Here, ahead of the ever-shortening road to Rio and her second Olympic Games, the Omnium world champion Annette Edmonson speaks with GRAZIA about the importance of keeping it in the family – again, no mean feat when you consider the fact that her brother is fellow Olympic cyclist and individual pursuit World Champion, Alex Edmonson.
— Annette Edmondson (@NettieEdmo) July 5, 2016
“There was a loop outside my primary school where I used to race against the boys. I remember just trying so hard to beat them. There was always two or three of them, and then there was me. That’s my earliest sporting memory: just trying to beat the boys. Looking toward Rio, I’m a bit more relaxed because this time I know what’s coming. I’m just trying to focus on myself this time and not let it overwhelm me – just to focus on only those things that I can control.
“A few years before the Games, I decided to swap [disciplines] and change to track endurance cycling. A lot of people told me, ‘No, that’s not possible, it’s not going to work’. After a couple of hard events, they really got in my ear, but I used that as motivation and all of a sudden I made the team. But they did apologise and say, ‘Okay, we were wrong’. [It felt good] to prove them wrong, the naysayers who thought I couldn’t do it.
“I think I’ve been blessed to have a lot of positive people supporting me, [especially] my parents who encouraged me to do what makes me happy. If things got tough, like when I was trying to study at the same time – which was actually quite tough and I wasn’t able to commit 100 per cent to either my score or my study – they were the ones who said, ‘Why not defer?’. They’ve given me little reality checks, I think, and a bit of clarity in certain situations. I’ve just been lucky to have such a good support system around me. It’s quite funny though, because a lot of them time when they have time off work they always come to my events, whether it be national or in state. I often have to say, ‘Why don’t you have a proper holiday and do something for yourselves?’. They always say, ‘You know, we actually enjoy supporting you and seeing how you go’. So I think that has always been sort of surprising because I thought they’d get over it after a while, but it’s really nice to know they’re genuinely interested in what we’re is up to.

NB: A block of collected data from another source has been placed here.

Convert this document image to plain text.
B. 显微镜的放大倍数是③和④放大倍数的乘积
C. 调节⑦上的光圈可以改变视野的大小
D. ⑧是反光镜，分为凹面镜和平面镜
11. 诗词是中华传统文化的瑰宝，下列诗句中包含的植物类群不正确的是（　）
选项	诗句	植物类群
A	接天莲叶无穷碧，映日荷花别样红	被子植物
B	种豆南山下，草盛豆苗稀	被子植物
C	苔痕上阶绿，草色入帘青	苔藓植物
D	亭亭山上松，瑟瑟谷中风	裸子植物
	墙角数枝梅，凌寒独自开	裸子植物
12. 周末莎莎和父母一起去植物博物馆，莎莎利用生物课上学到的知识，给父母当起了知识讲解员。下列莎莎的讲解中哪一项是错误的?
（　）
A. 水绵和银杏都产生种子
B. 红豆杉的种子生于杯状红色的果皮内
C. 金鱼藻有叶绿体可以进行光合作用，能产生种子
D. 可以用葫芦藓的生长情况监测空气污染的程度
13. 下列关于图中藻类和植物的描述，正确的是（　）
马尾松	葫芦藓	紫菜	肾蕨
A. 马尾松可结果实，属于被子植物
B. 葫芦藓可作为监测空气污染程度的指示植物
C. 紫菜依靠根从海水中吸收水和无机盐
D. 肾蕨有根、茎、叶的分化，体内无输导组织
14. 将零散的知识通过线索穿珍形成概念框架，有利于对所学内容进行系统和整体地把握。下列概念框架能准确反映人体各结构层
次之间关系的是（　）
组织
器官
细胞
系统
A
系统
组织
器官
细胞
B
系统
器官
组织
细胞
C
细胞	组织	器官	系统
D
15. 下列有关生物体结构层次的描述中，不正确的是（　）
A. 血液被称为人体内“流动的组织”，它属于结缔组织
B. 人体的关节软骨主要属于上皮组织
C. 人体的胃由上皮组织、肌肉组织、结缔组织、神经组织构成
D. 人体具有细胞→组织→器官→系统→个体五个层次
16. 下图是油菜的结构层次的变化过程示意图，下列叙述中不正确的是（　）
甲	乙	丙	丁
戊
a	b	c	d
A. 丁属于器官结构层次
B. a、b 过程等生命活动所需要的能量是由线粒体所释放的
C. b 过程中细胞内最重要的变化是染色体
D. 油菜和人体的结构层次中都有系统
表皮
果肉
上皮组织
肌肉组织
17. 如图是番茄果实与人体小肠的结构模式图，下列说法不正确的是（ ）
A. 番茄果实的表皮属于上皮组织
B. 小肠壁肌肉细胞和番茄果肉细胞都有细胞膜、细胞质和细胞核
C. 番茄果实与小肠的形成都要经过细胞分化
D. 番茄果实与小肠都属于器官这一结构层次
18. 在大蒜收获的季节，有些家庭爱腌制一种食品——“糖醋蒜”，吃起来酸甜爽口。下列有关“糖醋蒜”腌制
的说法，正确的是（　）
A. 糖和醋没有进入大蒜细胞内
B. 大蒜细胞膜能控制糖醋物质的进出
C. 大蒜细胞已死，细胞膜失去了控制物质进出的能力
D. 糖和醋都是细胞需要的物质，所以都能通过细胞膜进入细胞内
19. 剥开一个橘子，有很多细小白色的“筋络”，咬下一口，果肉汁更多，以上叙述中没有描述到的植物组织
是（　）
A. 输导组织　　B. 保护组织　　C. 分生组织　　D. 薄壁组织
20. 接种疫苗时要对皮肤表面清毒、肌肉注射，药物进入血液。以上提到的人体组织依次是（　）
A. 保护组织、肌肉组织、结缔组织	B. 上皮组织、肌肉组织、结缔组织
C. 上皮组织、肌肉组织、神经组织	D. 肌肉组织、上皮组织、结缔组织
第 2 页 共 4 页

“In 2010, I really wasn’t enjoying my cycling so I actually gave it away. It took me about four months to work out that I wasn’t finished and I think I went through a pretty rough patch during those off months. I wasn’t sure that I had made the right decision or not, and that emptiness of knowing I hadn’t achieved what I wanted to achieve, and what I thought I could achieve, that really turned me around and made me come back to the belief that I could make it to the top.
“I think when people have worked really hard to achieve something they’ve wanted for so long, then that’s when happiness is generally what comes to mind.”